Une porte qui se ferme sur son départ, une autre qui s’ouvre totalement pour l’aventure extrême, dans un voyage intérieur qui réclame l’abandon de tout lien, de toute amarre pour se donner à une expérience pleine et entière, pour se connaître. Expérimenter la liberté dans ses vraies dimensions combien exigeantes, qui modèlent à jamais un corps, un esprit, amputant l’un, forgeant l’autre, pour une quête de soi absolue: pensée, vécue, accomplie.

Fils d’une famille d’instituteurs à Saumur, rien ne présageait une telle passion pour les montagnes et leur parcours, si ce n’est la bibliothèque familiale qui regorge de livres de voyages et d’alpinisme, si ce n’est encore les grandes vacances passées très tôt en montagne à randonner et s’émerveiller en famille de l’audace des sommets, si ce n’est enfin la section du club alpin local, très volontaire, comme le sont souvent les clubs de départements de plaine.

Après le bac, les études de maths/physique alternent avec l’escalade pratiquée à haut niveau.

Dod fait le choix de l’alpinisme.

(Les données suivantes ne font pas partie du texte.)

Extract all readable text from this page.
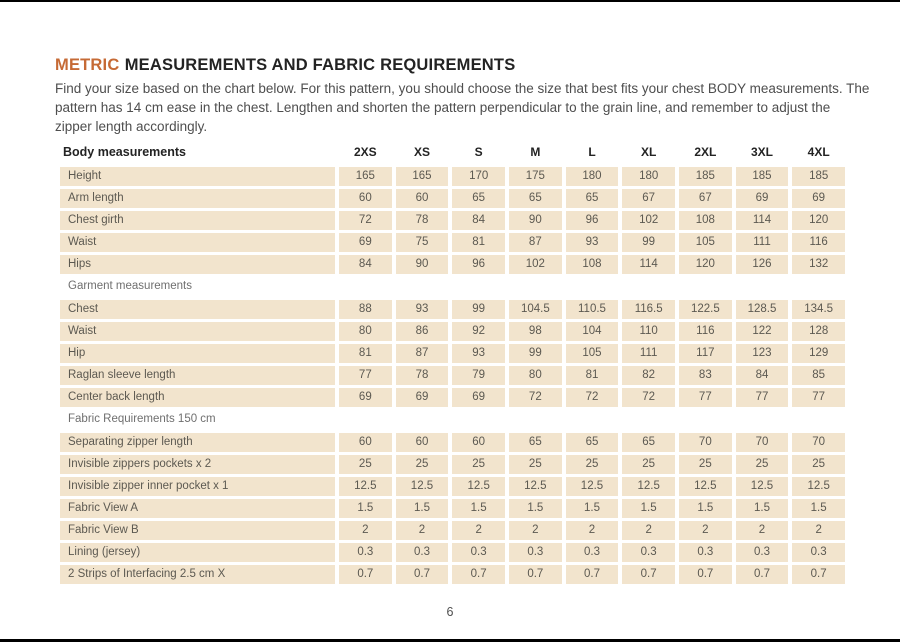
METRIC MEASUREMENTS AND FABRIC REQUIREMENTS

Find your size based on the chart below. For this pattern, you should choose the size that best fits your chest BODY measurements. The pattern has 14 cm ease in the chest. Lengthen and shorten the pattern perpendicular to the grain line, and remember to adjust the zipper length accordingly.

Body measurements	2XS	XS	S	M	L	XL	2XL	3XL	4XL
Height	165	165	170	175	180	180	185	185	185
Arm length	60	60	65	65	65	67	67	69	69
Chest girth	72	78	84	90	96	102	108	114	120
Waist	69	75	81	87	93	99	105	111	116
Hips	84	90	96	102	108	114	120	126	132
Garment measurements
Chest	88	93	99	104.5	110.5	116.5	122.5	128.5	134.5
Waist	80	86	92	98	104	110	116	122	128
Hip	81	87	93	99	105	111	117	123	129
Raglan sleeve length	77	78	79	80	81	82	83	84	85
Center back length	69	69	69	72	72	72	77	77	77
Fabric Requirements 150 cm
Separating zipper length	60	60	60	65	65	65	70	70	70
Invisible zippers pockets x 2	25	25	25	25	25	25	25	25	25
Invisible zipper inner pocket x 1	12.5	12.5	12.5	12.5	12.5	12.5	12.5	12.5	12.5
Fabric View A	1.5	1.5	1.5	1.5	1.5	1.5	1.5	1.5	1.5
Fabric View B	2	2	2	2	2	2	2	2	2
Lining (jersey)	0.3	0.3	0.3	0.3	0.3	0.3	0.3	0.3	0.3
2 Strips of Interfacing 2.5 cm X	0.7	0.7	0.7	0.7	0.7	0.7	0.7	0.7	0.7
6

Sa vie sera sa liberté , la gagner consistera à grimper , à vivre son art à l’exercer, à être alpiniste professionnel.

DOD a 23 ans, il a rencontré Véro, sa compagne, tous deux rêvent d’aventures et de grands voyages. Bien plus qu’avoir un métier, il s’agit de vivre leur philosophie de la vie.

DOD en accepte les dénominations incertaines : « grimpeur vagabond »,« aventurier immergé «, « étonnant voyageur », étonné voyageur plutôt, aux curiosités infinies. Dès lors DOD va enchaîner tour du monde et ascensions originales, souvent dans des lieux lointains avec des approches exigeantes, à la boussole plus qu’à la carte, toujours avec une recherche de la ligne la plus directe, la plus esthétique et la plus pure. Les longs temps d’approche s’accordent à son goût de l’autonomie et l’absence d’assistance préside à ces grands périples singuliers et leurs grandes ascensions.

Après le tour du monde, le grand voyage Nord Sud et l’ascension de grandes parois au monde.

Ascensions la plupart du temps en solo qui imposent de rester dans le vide pendant des jours et conduit à un « lâcher prise », un abandon qui ouvre sur un nouvel état d’esprit.

Pour un accomplissement de cette quête, Lionel s’engage en 2002 dans l’enchaînement des trois grandes faces Nord des Alpes : Jorasses, Cervin, Eiger. Ascensions hivernales en solitaire des directissimes les plus engagées des Alpes.

Après les Jorasses, il va connaître un emprisonnement hivernal terrible, dans le Cervin, le froid, la neige et le mauvais temps, neuf jours durant sans progression possible ont raison de ses pieds. Il parvient à se sauver, mais ne sauvera pas ses orteils. Lente convalescence, lendemains incertains et écriture du magnifique et profond « Montagne intérieure » lui ouvrent une voie supplémentaire.

Deux ans plus tard, Dod repart sur le chemin des cimes, imagine de nouvelles formes d’expédition. Elargir les champs, favoriser l’alliance des éléments et des pratiques, décloisonner les mondes de l’aventure de la découverte des mers et des montagnes lointaines, tel sont les expés mer-montagnes avec Isabelle Autissier, en Géorgie du Sud ou sur le continent Antarctique, synthèse de l’Atlantique et des glaces vierges du Pôle Sud. C’est désormais dans ces grands périples rassembleurs que DOD souhaite s’engager dans le très loin comme dans le tout proche. C’est ainsi que Lionel a aussi entamé en 2004 la skyline, la ligne de crête de tout le massif des Ecrins. Son projet : ouvrir la porte de chez lui et partir pour le parcours le plus exigeant, ne redescendant qu'un minimum de fois durant 60 jours, avec le seul appui d’amis pour compagnons de cordée et pour les ravitaillements, des dépôts préalables effectués aux rares points clés accessibles.

Toujours cette défense et illustration de l’aventure, dans l’exigence, l’éthique et le tracé les plus purs.

La durée qui fédère, la belle idée qui rassemble voilà à quoi réfléchit Dod ; concept concrétisé de nouveau en 2007 par l'arête haut alpine: suivre le tracé exact de la frontière du département des Hautes-Alpes pour abolir les limites, pour se tenir au plus haut du spirituel et de l’humain.

Aventurier global, sur la route des hauteurs, toujours.